Learning rate: 0.0003, Batch size: 16, Validation loss: 0.055431828761968255
Learning rate: 0.0003, Batch size: 32, Validation loss: 0.055431676564869456
Learning rate: 0.0003, Batch size: 64, Validation loss: 0.055431225393166576
Learning rate: 0.0003, Batch size: 128, Validation loss: 0.055430322510303616
Learning rate: 0.0003, Batch size: 256, Validation loss: 0.05542926196690215
Learning rate: 0.001, Batch size: 16, Validation loss: 0.060011764024911526
Learning rate: 0.001, Batch size: 32, Validation loss: 0.06001127372453017
Learning rate: 0.001, Batch size: 64, Validation loss: 0.060009568268255646
Learning rate: 0.001, Batch size: 128, Validation loss: 0.06000853531157793
Learning rate: 0.001, Batch size: 256, Validation loss: 0.06000752171909894
Learning rate: 0.003, Batch size: 16, Validation loss: 0.06932122371537591
Learning rate: 0.003, Batch size: 32, Validation loss: 0.0693159390014663
Learning rate: 0.003, Batch size: 64, Validation loss: 0.0693034097357649
Learning rat

#### (e)

In [49]:
# evaluate on test set
y_pred = predict(X_test, best_w)
accuracy = accuracy_score(y_test, y_pred > 0.5)
precision = precision_score(y_test, y_pred > 0.5)
recall = recall_score(y_test, y_pred > 0.5)
f1 = f1_score(y_test, y_pred > 0.5)

print(f"Accuracy: {accuracy}, Precision: {precision}, Recall: {recall}, F1: {f1}")
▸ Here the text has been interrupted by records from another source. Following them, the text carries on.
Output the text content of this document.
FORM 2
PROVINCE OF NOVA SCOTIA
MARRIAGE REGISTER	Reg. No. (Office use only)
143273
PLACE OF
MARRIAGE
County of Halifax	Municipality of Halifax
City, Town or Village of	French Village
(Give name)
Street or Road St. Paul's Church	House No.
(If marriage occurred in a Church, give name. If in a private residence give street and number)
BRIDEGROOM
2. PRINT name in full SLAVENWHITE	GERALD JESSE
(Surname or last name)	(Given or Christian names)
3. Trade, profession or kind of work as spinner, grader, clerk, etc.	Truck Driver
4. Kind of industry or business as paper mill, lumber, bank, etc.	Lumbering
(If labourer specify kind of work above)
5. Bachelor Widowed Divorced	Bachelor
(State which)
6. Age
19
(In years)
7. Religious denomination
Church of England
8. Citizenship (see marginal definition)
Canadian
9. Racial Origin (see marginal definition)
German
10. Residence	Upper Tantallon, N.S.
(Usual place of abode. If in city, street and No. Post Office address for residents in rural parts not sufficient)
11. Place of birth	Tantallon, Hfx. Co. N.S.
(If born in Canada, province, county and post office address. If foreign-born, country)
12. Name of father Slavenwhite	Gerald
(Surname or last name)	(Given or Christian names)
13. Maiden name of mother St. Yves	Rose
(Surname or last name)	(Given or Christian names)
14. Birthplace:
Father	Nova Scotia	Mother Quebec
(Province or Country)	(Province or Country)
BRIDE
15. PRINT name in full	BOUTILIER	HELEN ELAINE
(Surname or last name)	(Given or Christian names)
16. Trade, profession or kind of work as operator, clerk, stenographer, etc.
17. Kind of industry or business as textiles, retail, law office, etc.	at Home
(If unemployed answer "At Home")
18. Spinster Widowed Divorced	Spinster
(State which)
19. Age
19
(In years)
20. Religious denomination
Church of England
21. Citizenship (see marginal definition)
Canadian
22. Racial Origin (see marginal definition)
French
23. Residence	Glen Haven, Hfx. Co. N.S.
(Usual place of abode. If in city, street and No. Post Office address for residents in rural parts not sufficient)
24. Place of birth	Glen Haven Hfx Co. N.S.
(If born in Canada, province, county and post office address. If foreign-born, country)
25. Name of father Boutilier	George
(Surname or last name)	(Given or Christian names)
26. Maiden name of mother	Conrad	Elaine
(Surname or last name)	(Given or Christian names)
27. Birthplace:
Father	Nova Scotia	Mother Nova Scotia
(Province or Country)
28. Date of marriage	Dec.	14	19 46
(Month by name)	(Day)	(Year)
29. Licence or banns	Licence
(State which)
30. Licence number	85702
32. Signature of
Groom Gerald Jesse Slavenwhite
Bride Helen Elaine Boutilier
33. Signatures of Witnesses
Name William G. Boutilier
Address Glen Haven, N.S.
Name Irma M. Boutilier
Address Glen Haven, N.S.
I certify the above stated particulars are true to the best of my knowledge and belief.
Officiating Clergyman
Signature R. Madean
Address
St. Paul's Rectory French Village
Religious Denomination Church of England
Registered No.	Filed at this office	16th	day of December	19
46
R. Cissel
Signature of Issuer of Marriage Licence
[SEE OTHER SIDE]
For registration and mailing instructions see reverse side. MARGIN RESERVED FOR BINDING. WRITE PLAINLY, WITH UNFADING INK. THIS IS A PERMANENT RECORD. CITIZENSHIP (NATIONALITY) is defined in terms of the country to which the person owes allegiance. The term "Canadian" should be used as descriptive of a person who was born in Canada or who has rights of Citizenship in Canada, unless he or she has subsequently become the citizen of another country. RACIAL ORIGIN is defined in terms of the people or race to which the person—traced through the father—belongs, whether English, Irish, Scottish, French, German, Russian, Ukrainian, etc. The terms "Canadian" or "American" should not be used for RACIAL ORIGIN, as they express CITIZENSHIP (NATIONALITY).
Accuracy: 0.9883720930232558, Precision: 0.9836065573770492, Recall: 1.0, F1: 0.9917355371900827


#### (f)


Summarization: Overall the model performs well on the test set, with a high performance across the four eval metrics. The overall accuracy is 98.84%. With a precision of 98.36%, the model results in maybe a few false positives. The perfect recall score indicates that there is no false negatives. Through grid search on learning rate and batch size, we found that the model performed the best when lr=0.0003 and batch_size = 256. But in general, it seems for this problem, the model performs well for smaller learning rates with larger batch sizes.